2. **Educational and Academic Assistance**:  
   Ideal for students, educators, and researchers looking for structured explanations and step-by-step solutions.  

3. **Conversational AI with Mathematical Focus**:  
   Supports intelligent chatbot applications that require mathematical comprehension and dynamic response generation.  

4. **Data Science and Analytical Processing**:  
   Capable of analyzing mathematical datasets, generating structured numerical insights, and assisting with automation.  

5. **Long-Form Mathematical Content Generation**:  
   Can generate detailed problem breakdowns, mathematical reports, and research-based content with high coherence.  

## **Limitations**  
1. **Hardware Requirements**:  
   Requires high-memory GPUs or TPUs due to its large parameter size and long-context support.  

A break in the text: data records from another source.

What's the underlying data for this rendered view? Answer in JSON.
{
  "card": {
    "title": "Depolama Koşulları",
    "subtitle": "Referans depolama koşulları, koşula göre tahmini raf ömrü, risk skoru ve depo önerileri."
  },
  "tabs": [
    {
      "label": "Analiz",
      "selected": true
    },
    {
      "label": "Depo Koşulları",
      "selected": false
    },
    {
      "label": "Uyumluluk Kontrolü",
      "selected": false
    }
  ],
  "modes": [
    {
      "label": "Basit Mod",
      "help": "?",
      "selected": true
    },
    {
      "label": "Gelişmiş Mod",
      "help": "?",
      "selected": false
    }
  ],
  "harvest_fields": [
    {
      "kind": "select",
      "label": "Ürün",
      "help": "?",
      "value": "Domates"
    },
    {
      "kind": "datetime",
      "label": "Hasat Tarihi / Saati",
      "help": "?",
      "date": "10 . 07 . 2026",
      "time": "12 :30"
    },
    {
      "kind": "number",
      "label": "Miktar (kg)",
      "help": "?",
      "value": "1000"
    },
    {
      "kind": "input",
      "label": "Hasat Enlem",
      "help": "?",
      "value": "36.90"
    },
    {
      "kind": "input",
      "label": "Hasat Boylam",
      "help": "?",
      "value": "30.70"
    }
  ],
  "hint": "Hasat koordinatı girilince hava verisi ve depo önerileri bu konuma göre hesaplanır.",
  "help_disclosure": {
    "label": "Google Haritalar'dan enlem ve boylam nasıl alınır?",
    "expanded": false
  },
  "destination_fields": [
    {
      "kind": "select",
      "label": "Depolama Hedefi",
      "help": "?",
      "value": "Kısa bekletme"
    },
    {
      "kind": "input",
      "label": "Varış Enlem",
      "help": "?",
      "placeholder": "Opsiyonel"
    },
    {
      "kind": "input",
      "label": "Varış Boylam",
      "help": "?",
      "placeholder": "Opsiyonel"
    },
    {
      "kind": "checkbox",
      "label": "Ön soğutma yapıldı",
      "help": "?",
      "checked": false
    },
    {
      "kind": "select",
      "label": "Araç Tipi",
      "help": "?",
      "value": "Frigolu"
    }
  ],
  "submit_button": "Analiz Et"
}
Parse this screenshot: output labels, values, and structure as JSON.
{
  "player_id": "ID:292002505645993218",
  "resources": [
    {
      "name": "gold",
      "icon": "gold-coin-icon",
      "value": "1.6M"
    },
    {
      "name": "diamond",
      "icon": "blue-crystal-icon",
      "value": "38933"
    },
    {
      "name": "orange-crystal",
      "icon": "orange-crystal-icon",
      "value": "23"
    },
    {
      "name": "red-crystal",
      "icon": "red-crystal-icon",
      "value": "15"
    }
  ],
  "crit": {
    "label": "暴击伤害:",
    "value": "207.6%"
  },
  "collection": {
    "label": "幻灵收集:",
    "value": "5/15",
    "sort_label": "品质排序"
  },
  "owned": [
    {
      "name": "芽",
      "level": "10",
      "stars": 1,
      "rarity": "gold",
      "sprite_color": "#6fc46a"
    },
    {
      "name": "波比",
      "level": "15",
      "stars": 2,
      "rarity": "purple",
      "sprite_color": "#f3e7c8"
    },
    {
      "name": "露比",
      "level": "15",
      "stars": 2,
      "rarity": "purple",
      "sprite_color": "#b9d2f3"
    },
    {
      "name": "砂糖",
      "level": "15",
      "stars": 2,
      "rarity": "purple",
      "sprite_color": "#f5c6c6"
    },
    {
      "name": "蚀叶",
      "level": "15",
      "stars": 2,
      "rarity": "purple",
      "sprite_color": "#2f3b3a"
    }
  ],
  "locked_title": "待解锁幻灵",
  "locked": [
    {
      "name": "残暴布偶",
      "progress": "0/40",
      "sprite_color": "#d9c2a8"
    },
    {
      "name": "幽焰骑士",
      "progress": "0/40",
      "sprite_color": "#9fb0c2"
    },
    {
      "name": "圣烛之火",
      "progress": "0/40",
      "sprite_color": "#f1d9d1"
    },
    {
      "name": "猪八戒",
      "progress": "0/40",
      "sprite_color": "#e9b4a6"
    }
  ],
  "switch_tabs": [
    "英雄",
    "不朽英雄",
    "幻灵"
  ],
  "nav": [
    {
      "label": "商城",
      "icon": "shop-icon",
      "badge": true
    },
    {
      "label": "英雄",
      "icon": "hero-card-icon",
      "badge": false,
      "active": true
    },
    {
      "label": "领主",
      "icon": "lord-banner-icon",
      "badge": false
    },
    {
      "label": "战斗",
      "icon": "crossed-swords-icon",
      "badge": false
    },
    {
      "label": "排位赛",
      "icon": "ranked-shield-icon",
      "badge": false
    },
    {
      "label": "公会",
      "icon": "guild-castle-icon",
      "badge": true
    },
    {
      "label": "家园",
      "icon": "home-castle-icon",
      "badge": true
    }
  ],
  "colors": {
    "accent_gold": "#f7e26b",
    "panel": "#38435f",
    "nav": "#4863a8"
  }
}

2. **Potential Bias in Responses**:  
   While fine-tuned for accuracy, outputs may still reflect biases present in training data.  

3. **Inconsistent Creative Outputs**:  
   May generate varying results when handling abstract or theoretical mathematical concepts.  

4. **Limited Real-World Awareness**:  
   Does not have access to real-time mathematical discoveries beyond its training cutoff.  

5. **Error Propagation in Extended Outputs**:  
   Minor calculation errors in early steps may affect overall problem solutions in long-form responses.  

6. **Prompt Sensitivity**:   
   The effectiveness of responses may depend on how well the mathematical problem is structured within the input prompt.